Comentário gerado por IA. É um apoio ao estudo, ancorado em fontes, mas pode conter imprecisões — confira sempre na fonte oficial (lei, súmula, edital e gabarito da banca). Encontrou um erro? Use “Reportar”.

Responsabilidade civil do Estado – Danos nucleares e teoria do risco integral

Gabarito: letra C. A responsabilidade por danos nucleares é considerada pela doutrina brasileira como hipótese de aplicação da teoria do risco integral, que afasta tanto a exigência de demonstração de culpa ou dolo quanto a possibilidade de o Estado alegar causas excludentes do nexo causal (como caso fortuito, força maior ou fato de terceiro). Essa exceção decorre do art. 21, XXIII, d, da Constituição Federal, que trata da responsabilidade objetiva por atividades nucleares, e é consolidada na doutrina administrativista.
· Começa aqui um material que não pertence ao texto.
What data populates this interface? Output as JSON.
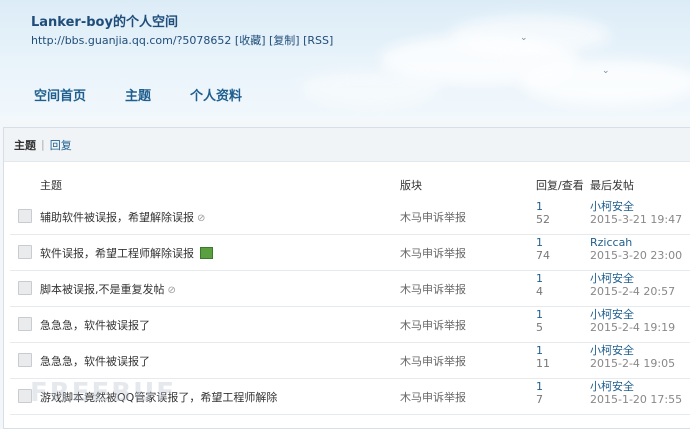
{
  "header": {
    "title": "Lanker-boy的个人空间",
    "url": "http://bbs.guanjia.qq.com/?5078652",
    "links": [
      "[收藏]",
      "[复制]",
      "[RSS]"
    ],
    "nav": [
      "空间首页",
      "主题",
      "个人资料"
    ]
  },
  "subtabs": {
    "active": "主题",
    "other": "回复"
  },
  "table": {
    "headers": {
      "topic": "主题",
      "board": "版块",
      "replies_views": "回复/查看",
      "last_post": "最后发帖"
    },
    "rows": [
      {
        "title": "辅助软件被误报，希望解除误报",
        "attach": "clip",
        "board": "木马申诉举报",
        "replies": "1",
        "views": "52",
        "user": "小柯安全",
        "time": "2015-3-21 19:47"
      },
      {
        "title": "软件误报，希望工程师解除误报",
        "attach": "image",
        "board": "木马申诉举报",
        "replies": "1",
        "views": "74",
        "user": "Rziccah",
        "time": "2015-3-20 23:00"
      },
      {
        "title": "脚本被误报,不是重复发帖",
        "attach": "clip",
        "board": "木马申诉举报",
        "replies": "1",
        "views": "4",
        "user": "小柯安全",
        "time": "2015-2-4 20:57"
      },
      {
        "title": "急急急，软件被误报了",
        "attach": "",
        "board": "木马申诉举报",
        "replies": "1",
        "views": "5",
        "user": "小柯安全",
        "time": "2015-2-4 19:19"
      },
      {
        "title": "急急急，软件被误报了",
        "attach": "",
        "board": "木马申诉举报",
        "replies": "1",
        "views": "11",
        "user": "小柯安全",
        "time": "2015-2-4 19:05"
      },
      {
        "title": "游戏脚本竟然被QQ管家误报了，希望工程师解除",
        "attach": "",
        "board": "木马申诉举报",
        "replies": "1",
        "views": "7",
        "user": "小柯安全",
        "time": "2015-1-20 17:55"
      }
    ]
  },
  "watermark": "FREEBUF"
}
A situação hipotética envolve uma usina nuclear operada por empresa pública federal. A responsabilidade da União não é afastada pelo fato de a administração ser indireta: as empresas públicas integram a Administração Pública e seus atos geram responsabilidade estatal objetiva (art. 37, §6º, CF). O regime aplicável, no entanto, é o do risco integral, mais gravoso que o risco administrativo geral.

NÃO CAIA NESSA!

A banca explora a confusão entre as teorias do risco administrativo (regra geral) e do risco integral (exceção para danos nucleares e ambientais). O candidato pode ser induzido a aplicar a regra geral e admitir excludentes, mas a questão exige o reconhecimento de que, nos danos nucleares, o Estado responde independentemente de qualquer excludente. Fique atento: enquanto no risco administrativo o Estado pode alegar fato exclusivo da vítima, fato de terceiro ou força maior, no risco integral essas defesas são inadmissíveis.

Teoria / Regime

Exige dolo ou culpa?

Admite excludentes do nexo causal?

Aplicação a danos nucleares no Brasil?

Risco administrativo (regra geral)

Não (objetiva)

Sim (caso fortuito, força maior, fato de terceiro, culpa exclusiva da vítima)

Não (regra geral, não se aplica a danos nucleares)

Risco integral (exceção)

Não (objetiva)

Não (não admite nenhuma excludente)

Sim (art. 21, XXIII, d, CF; doutrina consolidada)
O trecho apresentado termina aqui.